Xi Jinping puts China’s car industry in top gear with plans to raise foreign investment cap, lower import tariffs
Tesla expected to be top beneficiary of reforms announced by Chinese president
Global carmakers received a double dose of good news from China’s President Xi Jinping on Tuesday: a reduction in import tariffs and a raised investment cap with regards to mainland-based factories.
New energy carmakers such as Tesla are set to become the top beneficiaries of a relaxation by Beijing on foreign ownership in the automobiles sector, following the statements by Xi in Hainan province.
He told the Boao Forum that China will further loosen its grip on manufacturing industries as it seeks more foreign investment in the car, shipbuilding and aircraft sectors.
Xi said car import tariffs would be slashed significantly as China sincerely hopes to spur imports.
The remarks by the Chinese president, viewed as opening the door to potential negotiations with the United States on a range of trade disputes, raise the hopes for wholly owned plants by Tesla and other foreign brands, including General Motors, Ford and Volkswagen, which are only allowed to manufacture their vehicles in China through partnerships with local carmakers at present.
The Chinese president did not provide details on how the investment cap would be raised and to what extent the 25 per cent import tariffs on vehicles would be lowered, but Elon Musk, the chief executive of Tesla, the biggest-selling electric carmaker in the US, reacted quickly to the positive remarks.
“This is a very important action by China,” Musk said in a Twitter post. “Avoiding a trade war will benefit all countries.”
Tesla was believed to have edged closer to the building of a factory at Lingang New City, part of Shanghai’s free-trade zone last year, according to sources with knowledge of the plan.
In November, Musk said Tesla was three years away from making cars on the mainland. But the ownership structure has proven to be a stumbling block, with Chinese authorities insisting that the plant be set up through a joint venture with local partners, while Musk wanted it to be fully owned by Tesla, according to Bloomberg.
The announcement by Xi has paved a way for the Shanghai government to bring Tesla back to the negotiating table, but it remains to be seen whether any progress will be made in the near future, according to a local government official who spoke on condition of anonymity.
Tesla would not comment on whether further talks on a mainland-based factory will resume soon.
Wang Sheng, an analyst with Shenwan Hongyuan Securities, said the president’s remarks at the Boao Forum represented a substantial step forward in encouraging majority ownership by foreign car brands in China.
In November, China’s Ministry of Foreign Affairs said the country would attempt to raise the limit on ownership by foreign investors in the new-energy vehicle sector from the current 50 per cent, allowing international carmakers to take a controlling stake or have full ownership of their mainland operations.
But it said the potential liberalisation will take effect only in China’s 11 free-trade zones.

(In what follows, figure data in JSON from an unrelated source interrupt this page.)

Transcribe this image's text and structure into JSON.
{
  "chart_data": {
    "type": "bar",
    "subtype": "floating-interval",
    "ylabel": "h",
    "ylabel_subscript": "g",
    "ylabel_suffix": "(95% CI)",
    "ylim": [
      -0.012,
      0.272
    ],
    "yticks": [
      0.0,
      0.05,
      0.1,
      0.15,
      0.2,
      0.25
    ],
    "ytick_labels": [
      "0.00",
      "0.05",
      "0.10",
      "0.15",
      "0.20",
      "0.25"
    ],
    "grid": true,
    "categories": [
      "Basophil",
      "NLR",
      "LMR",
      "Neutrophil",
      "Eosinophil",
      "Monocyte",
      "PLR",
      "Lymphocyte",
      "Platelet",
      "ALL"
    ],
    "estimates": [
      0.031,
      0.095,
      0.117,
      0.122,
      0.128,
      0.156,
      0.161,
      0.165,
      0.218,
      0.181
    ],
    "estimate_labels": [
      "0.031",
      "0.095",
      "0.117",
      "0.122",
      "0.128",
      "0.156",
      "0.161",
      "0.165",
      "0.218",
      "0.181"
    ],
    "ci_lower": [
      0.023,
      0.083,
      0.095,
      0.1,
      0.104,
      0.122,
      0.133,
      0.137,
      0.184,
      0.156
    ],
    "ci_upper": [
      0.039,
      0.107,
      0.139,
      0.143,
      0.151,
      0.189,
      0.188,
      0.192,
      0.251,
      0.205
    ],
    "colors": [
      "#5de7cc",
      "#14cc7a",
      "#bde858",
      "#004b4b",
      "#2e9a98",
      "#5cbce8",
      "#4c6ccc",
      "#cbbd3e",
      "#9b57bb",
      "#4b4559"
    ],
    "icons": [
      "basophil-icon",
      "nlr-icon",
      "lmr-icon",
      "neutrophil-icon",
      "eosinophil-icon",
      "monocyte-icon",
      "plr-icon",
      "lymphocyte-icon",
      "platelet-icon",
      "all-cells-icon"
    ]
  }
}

Since Xi did not mention that the relaxed foreign investment cap will be restricted to these zones, “the openness [of the economy] is higher than what the market had expected,” said Wang. “In the long term, reduced import tariffs on vehicles, particularly these luxury models, will force the domestic auto industry to upgrade its technologies.”
Beijing has been keeping a tight grip on foreign ownership in the car industry to protect local players, albeit with growing calls from business groups to loosen the requirements. Locally produced cars under foreign brands dominate China’s car market, the world’s largest.
The mainland imported 17,000 Tesla vehicles in 2017, a jump of 51.6 per cent from a year earlier, according to the China Automobile Dealers Association.
“It is possible that measures announced today could help relieve global trade tensions,” said Zhu Chaoping, a strategist at JPMorgan Asset Management. “It is also noteworthy that Xi set a timeline to finish some key reforms this year, suggesting the government might accelerate the reforms.”
General Motors said on Tuesday its growth in China was a result of working with its joint venture partners, suggesting that it had no immediate plan to set up a wholly owned plant any time soon.
“We will continue to work with our partners to provide high-quality products and services to consumers,” the company said.
Mats Harborn, president of the European Union Chamber of Commerce in China, said the business lobby group “was still awaiting concrete reform measures and implementation timelines” after Xi’s speech.